Susan, sitting back on her knees in the upper hall, to peer through the railing at the scene below, to Miss Baker’s intense amusement, could admire everything but the men guests. They were either more or less attractive and married, thought Susan, or very young, very old, or very uninteresting bachelors. Red-faced, eighteen-year-old boys, laughing nervously, and stumbling over their pumps, shared the honors with cackling little fifty-year-old gallants. It could only be said that they were males, and that Ella would have cheerfully consigned her mother to bed with a bad headache rather than have had one too few of them to evenly balance the number of women. The members of the family knew what patience and effort were required, what writing and telephoning, before the right number was acquired.
The first personal word that Kenneth Saunders ever spoke to his sister’s companion was when, running downstairs, on the occasion of one of these dinners, he came upon her, crouched in her outlook, and thoroughly enjoying herself.
“Good God!” said Kenneth, recoiling.
“Sh-sh—it’s only me—I’m watching ’em!” Susan whispered, even laying her hand upon the immaculate young gentleman’s arm in her anxiety to quiet him.
“Why, Lord; why doesn’t Ella count you in on these things?” he demanded, gruffly. “Next time I’ll tell her—”
“If you do, I’ll never speak to you again!” Susan threatened, her merry face close to his in the dark. “I wouldn’t be down there for a farm!”
“What do you do, just watch ’em?” Kenneth asked sociably, hanging over the railing beside her.
“It’s lots of fun!” Susan said, in a whisper. “Who’s that?”
“That’s that Bacon girl—isn’t she the limit!” Kenneth whispered back. “Lord,” he added regretfully, “I’d much rather stay up here than go down! What Ella wants to round up a gang like this for—”
And, sadly speculating, the son of the house ran downstairs, and Susan, congratulating herself, returned to her watching.
Indeed, after a month or two in her new position, she thought an evening to herself a luxury to be enormously enjoyed. It was on such an occasion that Susan got the full benefit of the bathroom, the luxuriously lighted and appointed dressing-table, the porch with its view of a dozen gardens drenched in heavenly moonlight. At other times Emily’s conversation distracted her and interrupted her at her toilet. Emily gave her no instant alone.
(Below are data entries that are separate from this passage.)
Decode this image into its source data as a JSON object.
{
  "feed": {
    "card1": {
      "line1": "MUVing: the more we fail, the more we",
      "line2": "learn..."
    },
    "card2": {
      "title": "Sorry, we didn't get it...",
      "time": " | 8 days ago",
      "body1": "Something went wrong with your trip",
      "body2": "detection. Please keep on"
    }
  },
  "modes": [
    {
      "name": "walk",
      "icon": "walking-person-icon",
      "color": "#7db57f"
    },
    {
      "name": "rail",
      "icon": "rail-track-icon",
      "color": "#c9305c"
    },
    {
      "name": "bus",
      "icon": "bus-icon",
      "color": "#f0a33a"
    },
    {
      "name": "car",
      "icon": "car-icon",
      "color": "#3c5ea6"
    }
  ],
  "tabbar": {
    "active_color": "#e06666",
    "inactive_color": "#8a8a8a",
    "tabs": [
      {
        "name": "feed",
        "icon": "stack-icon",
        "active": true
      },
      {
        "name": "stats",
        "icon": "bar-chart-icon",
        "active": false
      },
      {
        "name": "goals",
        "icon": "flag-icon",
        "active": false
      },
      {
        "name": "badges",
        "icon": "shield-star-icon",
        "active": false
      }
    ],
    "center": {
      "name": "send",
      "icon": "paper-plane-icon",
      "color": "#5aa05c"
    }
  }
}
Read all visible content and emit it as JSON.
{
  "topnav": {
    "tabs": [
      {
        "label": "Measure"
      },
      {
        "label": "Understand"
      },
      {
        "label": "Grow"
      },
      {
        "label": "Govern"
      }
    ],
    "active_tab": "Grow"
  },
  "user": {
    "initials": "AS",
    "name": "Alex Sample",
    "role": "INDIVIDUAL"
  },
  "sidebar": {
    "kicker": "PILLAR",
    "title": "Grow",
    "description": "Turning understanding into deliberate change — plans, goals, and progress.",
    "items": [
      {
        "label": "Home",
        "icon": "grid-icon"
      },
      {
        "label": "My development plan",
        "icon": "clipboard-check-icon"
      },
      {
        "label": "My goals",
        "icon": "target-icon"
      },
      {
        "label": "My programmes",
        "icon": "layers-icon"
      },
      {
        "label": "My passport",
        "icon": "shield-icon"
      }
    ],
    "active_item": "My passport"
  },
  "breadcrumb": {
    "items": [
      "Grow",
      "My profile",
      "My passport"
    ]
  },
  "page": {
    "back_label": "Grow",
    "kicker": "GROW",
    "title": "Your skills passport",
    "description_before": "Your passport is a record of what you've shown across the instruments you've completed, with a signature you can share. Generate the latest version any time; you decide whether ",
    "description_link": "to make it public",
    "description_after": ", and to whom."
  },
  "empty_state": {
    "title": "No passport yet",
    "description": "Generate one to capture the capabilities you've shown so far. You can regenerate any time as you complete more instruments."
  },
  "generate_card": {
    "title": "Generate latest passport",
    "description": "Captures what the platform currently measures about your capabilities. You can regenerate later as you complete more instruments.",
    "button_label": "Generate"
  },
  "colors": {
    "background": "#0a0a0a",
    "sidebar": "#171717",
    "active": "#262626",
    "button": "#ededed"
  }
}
Emily came up very late after the dinners to yawn and gossip with Susan while Gerda, her mother’s staid middle-aged maid, drew off her slippers and stockings, and reverently lifted the dainty gown safely to its closet. Susan always got up, rolled herself in a wrap, and listened to the account of the dinner; Emily was rather critical of the women, but viewed the men more romantically. She repeated their compliments, exulting that they had been paid her “under Ella’s very nose,” or while “Mama was staring right at us.” It pleased Emily to imagine a great many love-affairs for herself, and to feel that they must all be made as mysterious and kept as secret as possible.